April a big month for Microsoft security updates

Stephen Withers
Wednesday, 15 April 2009 07:57

Business IT - Technology

The other software components covered by April's bulletins are Windows HTTP Services, DirectShow (triggered by maliciously crafted MJPEG files), Internet Explorer and SearchPath.

A Microsoft official said the SearchPath bulletin finally addresses the 'carpet bombing' flaw affecting Apple's Safari browser and Windows. If a web server delivers a file that Safari can't handle or pass to another application, it saves it in whichever folder is specified to receive downloaded files. Unlike other browsers, Safari doesn't give the user an opportunity to reject the file.

Of itself, that is not a problem.
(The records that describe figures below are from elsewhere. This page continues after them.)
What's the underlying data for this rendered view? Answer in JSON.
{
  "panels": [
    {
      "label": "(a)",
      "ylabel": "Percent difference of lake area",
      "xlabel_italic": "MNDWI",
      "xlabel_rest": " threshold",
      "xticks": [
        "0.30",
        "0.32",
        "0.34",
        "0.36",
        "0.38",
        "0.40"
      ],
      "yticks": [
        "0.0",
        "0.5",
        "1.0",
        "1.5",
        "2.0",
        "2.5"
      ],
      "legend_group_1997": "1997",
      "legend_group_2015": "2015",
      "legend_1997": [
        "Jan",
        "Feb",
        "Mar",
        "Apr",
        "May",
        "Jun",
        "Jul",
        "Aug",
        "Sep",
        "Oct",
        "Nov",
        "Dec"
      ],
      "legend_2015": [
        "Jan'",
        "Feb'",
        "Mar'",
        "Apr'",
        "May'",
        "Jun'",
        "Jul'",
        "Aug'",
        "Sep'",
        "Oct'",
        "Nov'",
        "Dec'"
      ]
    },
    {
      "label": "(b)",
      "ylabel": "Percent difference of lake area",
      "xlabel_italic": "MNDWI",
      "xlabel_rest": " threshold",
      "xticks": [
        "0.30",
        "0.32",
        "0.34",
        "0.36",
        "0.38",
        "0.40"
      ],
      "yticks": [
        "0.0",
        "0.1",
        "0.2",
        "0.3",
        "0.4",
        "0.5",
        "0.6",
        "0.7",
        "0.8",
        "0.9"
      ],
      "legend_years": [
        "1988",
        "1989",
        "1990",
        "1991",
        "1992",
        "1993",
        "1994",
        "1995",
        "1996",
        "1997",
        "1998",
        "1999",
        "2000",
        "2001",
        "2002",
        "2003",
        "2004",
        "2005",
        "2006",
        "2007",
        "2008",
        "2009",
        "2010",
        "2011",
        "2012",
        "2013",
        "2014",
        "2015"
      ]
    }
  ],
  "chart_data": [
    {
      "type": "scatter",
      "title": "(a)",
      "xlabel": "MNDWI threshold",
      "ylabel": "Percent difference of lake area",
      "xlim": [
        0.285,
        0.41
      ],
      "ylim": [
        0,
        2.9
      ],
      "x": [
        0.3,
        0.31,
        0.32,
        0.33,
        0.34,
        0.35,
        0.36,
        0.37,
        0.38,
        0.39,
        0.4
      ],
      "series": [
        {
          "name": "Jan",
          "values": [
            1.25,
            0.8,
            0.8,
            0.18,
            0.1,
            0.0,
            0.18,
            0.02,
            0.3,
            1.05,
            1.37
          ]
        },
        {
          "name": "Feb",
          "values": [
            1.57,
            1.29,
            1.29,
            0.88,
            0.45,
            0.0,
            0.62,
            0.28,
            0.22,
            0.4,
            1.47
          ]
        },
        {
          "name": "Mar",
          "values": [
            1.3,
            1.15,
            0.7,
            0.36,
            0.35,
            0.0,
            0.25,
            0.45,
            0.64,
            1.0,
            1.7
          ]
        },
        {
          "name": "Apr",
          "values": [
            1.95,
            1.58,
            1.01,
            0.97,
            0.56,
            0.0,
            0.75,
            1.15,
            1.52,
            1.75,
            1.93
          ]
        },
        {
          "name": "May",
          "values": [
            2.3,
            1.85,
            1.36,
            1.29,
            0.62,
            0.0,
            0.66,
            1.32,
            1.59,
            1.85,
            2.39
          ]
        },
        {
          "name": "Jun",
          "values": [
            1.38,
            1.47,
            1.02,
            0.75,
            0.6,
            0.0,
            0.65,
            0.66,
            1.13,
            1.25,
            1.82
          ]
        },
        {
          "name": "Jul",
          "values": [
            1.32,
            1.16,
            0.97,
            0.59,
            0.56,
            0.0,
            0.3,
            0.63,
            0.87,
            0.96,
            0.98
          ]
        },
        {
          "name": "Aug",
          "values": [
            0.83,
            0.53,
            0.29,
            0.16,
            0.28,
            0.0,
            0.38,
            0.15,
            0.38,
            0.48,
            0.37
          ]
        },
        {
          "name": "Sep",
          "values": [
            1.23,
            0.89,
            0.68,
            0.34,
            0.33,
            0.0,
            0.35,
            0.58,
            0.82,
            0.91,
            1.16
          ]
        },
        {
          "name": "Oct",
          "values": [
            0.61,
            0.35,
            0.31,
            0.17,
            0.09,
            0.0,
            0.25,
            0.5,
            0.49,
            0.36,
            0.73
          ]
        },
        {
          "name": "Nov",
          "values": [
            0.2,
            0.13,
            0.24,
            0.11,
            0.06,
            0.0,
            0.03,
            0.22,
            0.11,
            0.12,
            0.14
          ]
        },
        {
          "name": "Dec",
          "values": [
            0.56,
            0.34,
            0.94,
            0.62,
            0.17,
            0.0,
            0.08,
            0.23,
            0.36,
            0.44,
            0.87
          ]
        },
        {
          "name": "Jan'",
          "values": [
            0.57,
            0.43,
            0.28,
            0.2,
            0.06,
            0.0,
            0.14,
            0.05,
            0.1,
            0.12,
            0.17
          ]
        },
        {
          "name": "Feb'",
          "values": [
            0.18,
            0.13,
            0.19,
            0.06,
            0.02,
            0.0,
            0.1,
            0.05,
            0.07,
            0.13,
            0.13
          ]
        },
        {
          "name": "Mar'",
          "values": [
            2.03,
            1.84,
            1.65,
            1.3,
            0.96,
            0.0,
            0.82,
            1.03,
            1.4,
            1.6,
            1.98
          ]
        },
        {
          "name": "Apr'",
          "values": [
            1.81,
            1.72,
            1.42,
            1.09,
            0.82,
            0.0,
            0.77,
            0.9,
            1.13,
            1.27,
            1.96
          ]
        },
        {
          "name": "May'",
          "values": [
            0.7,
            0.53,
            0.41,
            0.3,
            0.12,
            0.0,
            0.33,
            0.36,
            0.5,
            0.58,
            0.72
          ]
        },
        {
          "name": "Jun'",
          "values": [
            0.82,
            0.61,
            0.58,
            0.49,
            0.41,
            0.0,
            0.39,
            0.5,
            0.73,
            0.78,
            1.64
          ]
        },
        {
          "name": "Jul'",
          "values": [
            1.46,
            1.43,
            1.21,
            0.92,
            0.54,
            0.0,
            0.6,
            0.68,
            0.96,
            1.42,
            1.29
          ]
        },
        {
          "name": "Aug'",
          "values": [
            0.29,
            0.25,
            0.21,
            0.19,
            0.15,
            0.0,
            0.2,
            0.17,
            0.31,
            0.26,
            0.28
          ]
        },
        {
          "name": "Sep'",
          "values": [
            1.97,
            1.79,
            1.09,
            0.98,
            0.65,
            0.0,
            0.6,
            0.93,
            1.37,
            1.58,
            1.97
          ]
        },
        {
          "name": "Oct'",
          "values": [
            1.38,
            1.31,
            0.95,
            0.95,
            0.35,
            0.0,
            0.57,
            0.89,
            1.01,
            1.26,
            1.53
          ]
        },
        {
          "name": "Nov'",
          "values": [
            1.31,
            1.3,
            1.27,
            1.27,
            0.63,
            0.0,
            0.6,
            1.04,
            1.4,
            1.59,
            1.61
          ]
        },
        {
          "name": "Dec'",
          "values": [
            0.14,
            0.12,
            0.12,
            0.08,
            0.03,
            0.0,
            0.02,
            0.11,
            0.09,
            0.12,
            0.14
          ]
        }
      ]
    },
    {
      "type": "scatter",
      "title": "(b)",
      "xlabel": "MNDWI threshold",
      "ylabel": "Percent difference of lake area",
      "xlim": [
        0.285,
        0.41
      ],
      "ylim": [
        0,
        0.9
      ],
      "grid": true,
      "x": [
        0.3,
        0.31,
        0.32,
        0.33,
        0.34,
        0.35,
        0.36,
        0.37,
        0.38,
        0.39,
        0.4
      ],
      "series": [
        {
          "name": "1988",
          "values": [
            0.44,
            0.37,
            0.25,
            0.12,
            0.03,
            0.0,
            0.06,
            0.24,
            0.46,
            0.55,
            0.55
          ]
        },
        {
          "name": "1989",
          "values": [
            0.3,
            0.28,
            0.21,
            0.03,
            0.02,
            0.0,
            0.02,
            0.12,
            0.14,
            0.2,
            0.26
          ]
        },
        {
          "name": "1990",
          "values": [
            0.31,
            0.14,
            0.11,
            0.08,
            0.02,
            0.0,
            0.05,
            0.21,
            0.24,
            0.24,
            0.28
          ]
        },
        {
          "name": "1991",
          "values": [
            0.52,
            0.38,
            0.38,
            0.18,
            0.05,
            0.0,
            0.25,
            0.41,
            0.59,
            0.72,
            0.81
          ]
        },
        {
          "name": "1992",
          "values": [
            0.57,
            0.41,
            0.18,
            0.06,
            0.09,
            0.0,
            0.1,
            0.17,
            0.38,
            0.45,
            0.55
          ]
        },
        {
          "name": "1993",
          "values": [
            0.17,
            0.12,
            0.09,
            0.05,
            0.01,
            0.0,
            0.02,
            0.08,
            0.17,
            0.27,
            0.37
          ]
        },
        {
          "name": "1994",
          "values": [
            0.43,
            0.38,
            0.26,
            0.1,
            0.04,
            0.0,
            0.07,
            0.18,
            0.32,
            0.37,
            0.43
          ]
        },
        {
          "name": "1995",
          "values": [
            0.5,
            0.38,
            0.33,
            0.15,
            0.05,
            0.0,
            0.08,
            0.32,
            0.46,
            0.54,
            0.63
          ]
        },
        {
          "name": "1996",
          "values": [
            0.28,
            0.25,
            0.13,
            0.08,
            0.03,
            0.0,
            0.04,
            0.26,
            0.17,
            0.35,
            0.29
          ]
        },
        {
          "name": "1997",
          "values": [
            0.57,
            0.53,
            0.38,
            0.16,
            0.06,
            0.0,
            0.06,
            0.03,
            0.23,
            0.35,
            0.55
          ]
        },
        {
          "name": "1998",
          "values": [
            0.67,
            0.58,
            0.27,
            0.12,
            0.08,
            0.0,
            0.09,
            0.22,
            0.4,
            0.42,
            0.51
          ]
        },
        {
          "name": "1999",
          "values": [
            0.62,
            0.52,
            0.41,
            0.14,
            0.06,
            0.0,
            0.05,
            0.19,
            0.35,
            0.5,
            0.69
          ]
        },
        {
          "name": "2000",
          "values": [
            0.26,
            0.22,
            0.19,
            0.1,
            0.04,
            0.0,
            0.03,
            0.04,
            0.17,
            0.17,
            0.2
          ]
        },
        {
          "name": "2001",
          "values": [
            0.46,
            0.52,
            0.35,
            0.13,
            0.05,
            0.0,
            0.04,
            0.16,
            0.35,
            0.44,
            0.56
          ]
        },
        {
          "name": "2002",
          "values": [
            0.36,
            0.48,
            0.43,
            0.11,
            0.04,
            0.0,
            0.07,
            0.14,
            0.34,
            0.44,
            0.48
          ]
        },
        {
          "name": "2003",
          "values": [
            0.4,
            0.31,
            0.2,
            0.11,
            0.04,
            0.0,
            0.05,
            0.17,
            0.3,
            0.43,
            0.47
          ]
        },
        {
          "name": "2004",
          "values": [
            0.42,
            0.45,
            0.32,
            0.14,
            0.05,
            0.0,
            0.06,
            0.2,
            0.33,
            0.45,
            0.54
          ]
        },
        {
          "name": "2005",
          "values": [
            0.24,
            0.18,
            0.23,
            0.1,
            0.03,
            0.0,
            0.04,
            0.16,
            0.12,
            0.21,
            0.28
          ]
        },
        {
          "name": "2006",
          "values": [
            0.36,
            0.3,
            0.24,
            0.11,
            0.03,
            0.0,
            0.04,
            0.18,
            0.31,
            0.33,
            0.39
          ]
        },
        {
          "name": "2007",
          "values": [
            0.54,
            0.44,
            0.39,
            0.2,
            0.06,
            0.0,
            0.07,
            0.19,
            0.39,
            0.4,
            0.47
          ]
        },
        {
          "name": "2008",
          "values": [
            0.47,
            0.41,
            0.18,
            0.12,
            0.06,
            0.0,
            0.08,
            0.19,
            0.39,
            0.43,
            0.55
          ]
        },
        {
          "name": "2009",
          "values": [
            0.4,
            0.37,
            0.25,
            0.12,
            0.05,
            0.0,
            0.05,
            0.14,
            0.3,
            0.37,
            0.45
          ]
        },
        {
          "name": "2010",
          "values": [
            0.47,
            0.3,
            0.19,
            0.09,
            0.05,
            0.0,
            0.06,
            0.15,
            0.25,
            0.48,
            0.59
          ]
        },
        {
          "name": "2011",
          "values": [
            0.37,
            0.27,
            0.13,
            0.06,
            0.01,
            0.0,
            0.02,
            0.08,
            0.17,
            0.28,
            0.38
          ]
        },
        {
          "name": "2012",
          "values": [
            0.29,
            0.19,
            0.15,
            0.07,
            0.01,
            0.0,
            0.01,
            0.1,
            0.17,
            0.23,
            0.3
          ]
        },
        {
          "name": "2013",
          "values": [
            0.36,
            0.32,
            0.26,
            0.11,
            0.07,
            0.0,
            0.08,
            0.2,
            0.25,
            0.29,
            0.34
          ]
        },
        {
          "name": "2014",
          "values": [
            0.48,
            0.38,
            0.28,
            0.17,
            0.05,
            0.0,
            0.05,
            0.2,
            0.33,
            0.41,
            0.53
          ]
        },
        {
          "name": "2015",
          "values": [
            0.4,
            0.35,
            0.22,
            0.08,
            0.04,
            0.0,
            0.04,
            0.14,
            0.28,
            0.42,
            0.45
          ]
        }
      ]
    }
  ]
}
It becomes a problem when a user double-clicks the malicious item (especially likely if the download destination is the Desktop), or if another vulnerability is used to trigger execution of the downloaded item.

Three other bulletins also cover issues that have previously been the subject of security advisories, some of them dating back to 2008. Microsoft's explanation for the delay is that updates are not released until they meet quality and compatibility standards.

Some bulletins are rated critical even on Vista and Server 2008. For example, the HTTP Services issue can allow remote code execution and Microsoft warns that there are multiple attack vectors and opportunities for exploitation.

The vulnerabilities in ISA and the Forefront Threat Management Gateway (Medium Business Edition) are rated 'important'. They could be used in denial of service attacks and Microsoft warns that information disclosure is possible, However it is "highly improbable" that the flaws could be used to cause the execution of remote code, according to Microsoft officials.

Microsoft has also updated the Malicious Software Removal Tool and the Windows Mail Junk E-mail Filter.